JERUSALEM — The mayor of Haifa ordered on Sunday the closure of plants run by Israel’s largest refining and petrochemicals group, Oil Refineries, following a report showing high cancer rates in the port city.
Oil Refineries said its operating license and that of a number of its subsidiaries had been canceled in Israel’s third largest city, which is heavily industrialized. The company said it thought the order was illegal and vowed to take legal action.
A report issued by the Health Ministry last week said that data collected over the past decade showed a higher rate of cancer in the Haifa area compared to the national norm, possibly because of bad air pollution.

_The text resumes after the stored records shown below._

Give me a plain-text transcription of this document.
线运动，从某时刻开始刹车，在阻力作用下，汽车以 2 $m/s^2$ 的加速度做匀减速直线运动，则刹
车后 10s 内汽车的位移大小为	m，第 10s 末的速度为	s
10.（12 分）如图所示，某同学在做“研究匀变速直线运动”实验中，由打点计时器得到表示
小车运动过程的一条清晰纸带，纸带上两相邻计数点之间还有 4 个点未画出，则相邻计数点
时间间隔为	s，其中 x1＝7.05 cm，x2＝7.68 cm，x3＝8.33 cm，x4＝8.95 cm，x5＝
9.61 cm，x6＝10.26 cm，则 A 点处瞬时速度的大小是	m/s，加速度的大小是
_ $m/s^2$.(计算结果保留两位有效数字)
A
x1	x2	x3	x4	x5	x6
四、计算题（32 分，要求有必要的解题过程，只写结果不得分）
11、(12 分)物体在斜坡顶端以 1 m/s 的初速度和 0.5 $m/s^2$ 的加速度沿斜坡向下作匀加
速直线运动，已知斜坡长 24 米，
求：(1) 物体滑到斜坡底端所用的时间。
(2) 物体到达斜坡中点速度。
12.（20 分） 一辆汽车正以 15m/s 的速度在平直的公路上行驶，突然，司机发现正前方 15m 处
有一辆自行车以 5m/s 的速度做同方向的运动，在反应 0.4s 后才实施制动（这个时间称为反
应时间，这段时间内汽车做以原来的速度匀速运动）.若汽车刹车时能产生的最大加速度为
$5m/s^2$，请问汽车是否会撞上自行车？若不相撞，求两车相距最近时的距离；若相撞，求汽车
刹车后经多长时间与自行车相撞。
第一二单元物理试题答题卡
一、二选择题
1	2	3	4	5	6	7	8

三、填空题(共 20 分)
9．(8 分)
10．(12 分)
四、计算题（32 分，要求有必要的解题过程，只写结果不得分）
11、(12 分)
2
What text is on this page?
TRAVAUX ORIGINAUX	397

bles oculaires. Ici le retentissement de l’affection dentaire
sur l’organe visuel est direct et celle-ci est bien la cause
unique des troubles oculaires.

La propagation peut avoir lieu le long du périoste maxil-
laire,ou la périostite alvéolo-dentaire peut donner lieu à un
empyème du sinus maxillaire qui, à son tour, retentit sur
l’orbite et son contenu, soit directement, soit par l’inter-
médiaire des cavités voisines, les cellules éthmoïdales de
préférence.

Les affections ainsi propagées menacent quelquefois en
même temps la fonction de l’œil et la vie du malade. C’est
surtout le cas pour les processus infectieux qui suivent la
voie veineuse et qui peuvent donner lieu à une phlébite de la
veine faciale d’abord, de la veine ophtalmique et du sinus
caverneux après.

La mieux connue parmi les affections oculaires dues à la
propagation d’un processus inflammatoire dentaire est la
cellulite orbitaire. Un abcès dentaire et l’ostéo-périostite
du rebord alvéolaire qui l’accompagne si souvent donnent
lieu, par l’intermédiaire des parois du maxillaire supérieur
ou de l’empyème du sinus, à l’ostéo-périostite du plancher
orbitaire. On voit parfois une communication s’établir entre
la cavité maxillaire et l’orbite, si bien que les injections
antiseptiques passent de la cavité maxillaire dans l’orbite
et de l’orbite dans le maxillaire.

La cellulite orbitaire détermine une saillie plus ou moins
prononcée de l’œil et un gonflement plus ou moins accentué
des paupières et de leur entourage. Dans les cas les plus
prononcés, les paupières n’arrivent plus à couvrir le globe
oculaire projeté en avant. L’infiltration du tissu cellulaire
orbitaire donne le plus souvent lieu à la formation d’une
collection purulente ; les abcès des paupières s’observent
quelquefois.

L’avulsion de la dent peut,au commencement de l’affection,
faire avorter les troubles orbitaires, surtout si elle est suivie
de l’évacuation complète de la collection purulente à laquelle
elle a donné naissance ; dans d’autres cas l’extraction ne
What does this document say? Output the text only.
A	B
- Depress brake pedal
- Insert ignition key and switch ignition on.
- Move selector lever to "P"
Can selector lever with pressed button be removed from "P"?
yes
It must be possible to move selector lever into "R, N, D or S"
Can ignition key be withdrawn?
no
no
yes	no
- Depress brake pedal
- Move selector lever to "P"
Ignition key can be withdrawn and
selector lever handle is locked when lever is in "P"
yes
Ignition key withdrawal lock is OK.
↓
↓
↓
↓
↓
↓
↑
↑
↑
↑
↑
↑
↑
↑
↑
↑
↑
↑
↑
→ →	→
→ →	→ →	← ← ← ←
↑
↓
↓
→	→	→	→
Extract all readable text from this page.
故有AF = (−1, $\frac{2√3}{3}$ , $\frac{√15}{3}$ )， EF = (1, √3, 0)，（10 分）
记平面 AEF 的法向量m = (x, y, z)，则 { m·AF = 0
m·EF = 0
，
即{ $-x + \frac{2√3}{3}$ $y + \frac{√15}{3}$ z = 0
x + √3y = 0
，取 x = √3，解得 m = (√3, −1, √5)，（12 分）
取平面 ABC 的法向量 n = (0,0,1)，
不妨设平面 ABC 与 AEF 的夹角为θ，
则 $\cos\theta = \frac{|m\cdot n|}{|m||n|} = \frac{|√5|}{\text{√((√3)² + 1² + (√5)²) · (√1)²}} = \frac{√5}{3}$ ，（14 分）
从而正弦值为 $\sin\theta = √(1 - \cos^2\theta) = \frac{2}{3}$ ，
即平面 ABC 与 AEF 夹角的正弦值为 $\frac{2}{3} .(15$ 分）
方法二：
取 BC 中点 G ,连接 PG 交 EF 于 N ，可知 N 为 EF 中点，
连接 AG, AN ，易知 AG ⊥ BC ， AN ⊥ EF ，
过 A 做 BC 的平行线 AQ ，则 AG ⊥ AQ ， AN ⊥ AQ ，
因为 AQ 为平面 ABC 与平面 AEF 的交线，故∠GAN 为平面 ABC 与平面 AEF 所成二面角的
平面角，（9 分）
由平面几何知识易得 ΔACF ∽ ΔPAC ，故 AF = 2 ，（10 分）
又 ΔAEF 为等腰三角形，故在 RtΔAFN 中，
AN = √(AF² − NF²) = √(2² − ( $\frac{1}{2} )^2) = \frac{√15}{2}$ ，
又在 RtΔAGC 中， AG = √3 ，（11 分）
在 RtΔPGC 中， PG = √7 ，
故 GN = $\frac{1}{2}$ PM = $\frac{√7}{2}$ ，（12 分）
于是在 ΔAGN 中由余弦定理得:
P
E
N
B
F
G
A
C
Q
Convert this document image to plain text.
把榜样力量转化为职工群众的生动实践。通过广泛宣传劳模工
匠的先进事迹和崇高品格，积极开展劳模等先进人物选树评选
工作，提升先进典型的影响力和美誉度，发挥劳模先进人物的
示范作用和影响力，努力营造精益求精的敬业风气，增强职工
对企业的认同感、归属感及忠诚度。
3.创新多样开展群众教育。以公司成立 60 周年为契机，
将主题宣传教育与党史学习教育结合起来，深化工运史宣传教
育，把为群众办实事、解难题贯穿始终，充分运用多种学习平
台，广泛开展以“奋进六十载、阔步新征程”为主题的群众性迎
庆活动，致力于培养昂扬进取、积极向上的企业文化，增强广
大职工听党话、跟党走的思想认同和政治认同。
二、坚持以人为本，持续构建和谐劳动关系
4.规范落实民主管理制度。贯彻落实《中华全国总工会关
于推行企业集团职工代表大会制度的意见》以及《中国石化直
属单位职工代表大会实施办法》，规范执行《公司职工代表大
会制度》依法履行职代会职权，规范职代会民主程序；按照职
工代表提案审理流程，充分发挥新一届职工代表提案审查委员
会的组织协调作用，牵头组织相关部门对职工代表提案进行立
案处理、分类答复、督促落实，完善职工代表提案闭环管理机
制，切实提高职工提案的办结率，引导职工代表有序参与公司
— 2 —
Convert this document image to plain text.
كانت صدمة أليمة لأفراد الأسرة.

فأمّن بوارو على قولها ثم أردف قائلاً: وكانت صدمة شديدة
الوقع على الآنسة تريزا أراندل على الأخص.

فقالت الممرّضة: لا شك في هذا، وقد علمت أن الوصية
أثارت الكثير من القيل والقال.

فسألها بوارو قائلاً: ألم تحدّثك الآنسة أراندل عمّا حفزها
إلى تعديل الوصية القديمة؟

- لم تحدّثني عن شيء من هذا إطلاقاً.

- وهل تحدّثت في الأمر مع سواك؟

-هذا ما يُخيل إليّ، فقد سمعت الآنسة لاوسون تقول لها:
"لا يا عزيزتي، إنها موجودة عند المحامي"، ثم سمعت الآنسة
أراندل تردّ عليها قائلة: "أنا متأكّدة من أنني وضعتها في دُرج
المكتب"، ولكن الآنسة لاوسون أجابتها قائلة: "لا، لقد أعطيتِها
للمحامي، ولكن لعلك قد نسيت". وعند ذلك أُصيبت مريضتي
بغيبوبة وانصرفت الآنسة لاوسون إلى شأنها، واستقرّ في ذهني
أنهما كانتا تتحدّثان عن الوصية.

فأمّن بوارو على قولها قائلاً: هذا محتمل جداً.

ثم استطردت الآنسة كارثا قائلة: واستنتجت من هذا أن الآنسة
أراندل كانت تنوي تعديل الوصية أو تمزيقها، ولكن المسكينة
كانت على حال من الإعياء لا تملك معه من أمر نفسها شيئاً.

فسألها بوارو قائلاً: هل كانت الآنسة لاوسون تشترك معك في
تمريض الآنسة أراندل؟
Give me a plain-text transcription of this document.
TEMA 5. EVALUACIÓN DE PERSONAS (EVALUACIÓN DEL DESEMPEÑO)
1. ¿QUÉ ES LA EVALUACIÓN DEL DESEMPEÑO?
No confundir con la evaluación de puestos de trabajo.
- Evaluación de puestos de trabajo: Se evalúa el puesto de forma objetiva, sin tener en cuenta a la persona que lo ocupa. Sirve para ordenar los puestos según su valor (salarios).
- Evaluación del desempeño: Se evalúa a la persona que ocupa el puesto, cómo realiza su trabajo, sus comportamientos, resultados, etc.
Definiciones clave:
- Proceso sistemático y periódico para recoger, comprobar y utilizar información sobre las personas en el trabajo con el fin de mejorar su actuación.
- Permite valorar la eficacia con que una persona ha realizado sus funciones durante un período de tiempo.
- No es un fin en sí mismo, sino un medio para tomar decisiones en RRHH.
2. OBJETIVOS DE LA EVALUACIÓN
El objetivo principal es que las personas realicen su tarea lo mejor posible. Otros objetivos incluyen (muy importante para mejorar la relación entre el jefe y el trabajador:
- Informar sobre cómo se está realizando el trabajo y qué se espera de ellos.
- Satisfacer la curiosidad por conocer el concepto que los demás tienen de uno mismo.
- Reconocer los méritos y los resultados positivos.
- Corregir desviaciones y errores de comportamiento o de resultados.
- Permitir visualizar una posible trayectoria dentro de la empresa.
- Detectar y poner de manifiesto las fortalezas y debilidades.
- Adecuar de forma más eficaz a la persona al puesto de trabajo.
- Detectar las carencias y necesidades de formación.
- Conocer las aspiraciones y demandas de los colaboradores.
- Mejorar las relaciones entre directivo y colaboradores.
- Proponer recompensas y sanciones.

“(The plants) will close (tomorrow) and if the state wants matters to be put back on track, it must come and explain the report to us,” Haifa Mayor Yona Yahav told Israeli television.
In a statement to the Tel Aviv Stock Exchange on Sunday, Oil Refineries, which is controlled by conglomerate Israel Corp., said it had received notices from the mayor’s office confirming the cancellation of its business licenses.
It said it believed “the mayor’s notices were issued without authorization and they are without any basis and are not empowered in law.” It added that it intended to fight the order in the courts.
Oil Refineries can refine some 9.8 million tons of crude oil a year at its Haifa plant and is one of the biggest firms in the city. Company shares fell 2.8 percent on Sunday.
The firm said it had invested over a billion shekels, or about $250 million, to reduce harmful emissions from its installations and to clean up the local environment.
The Health Ministry report said that in the period 1998-2007, cancer among children and youths under 19 in Haifa was higher than the national average, but the findings were not clear cut. It also said there was a higher-than-national average for cancers believed to be caused by air pollution.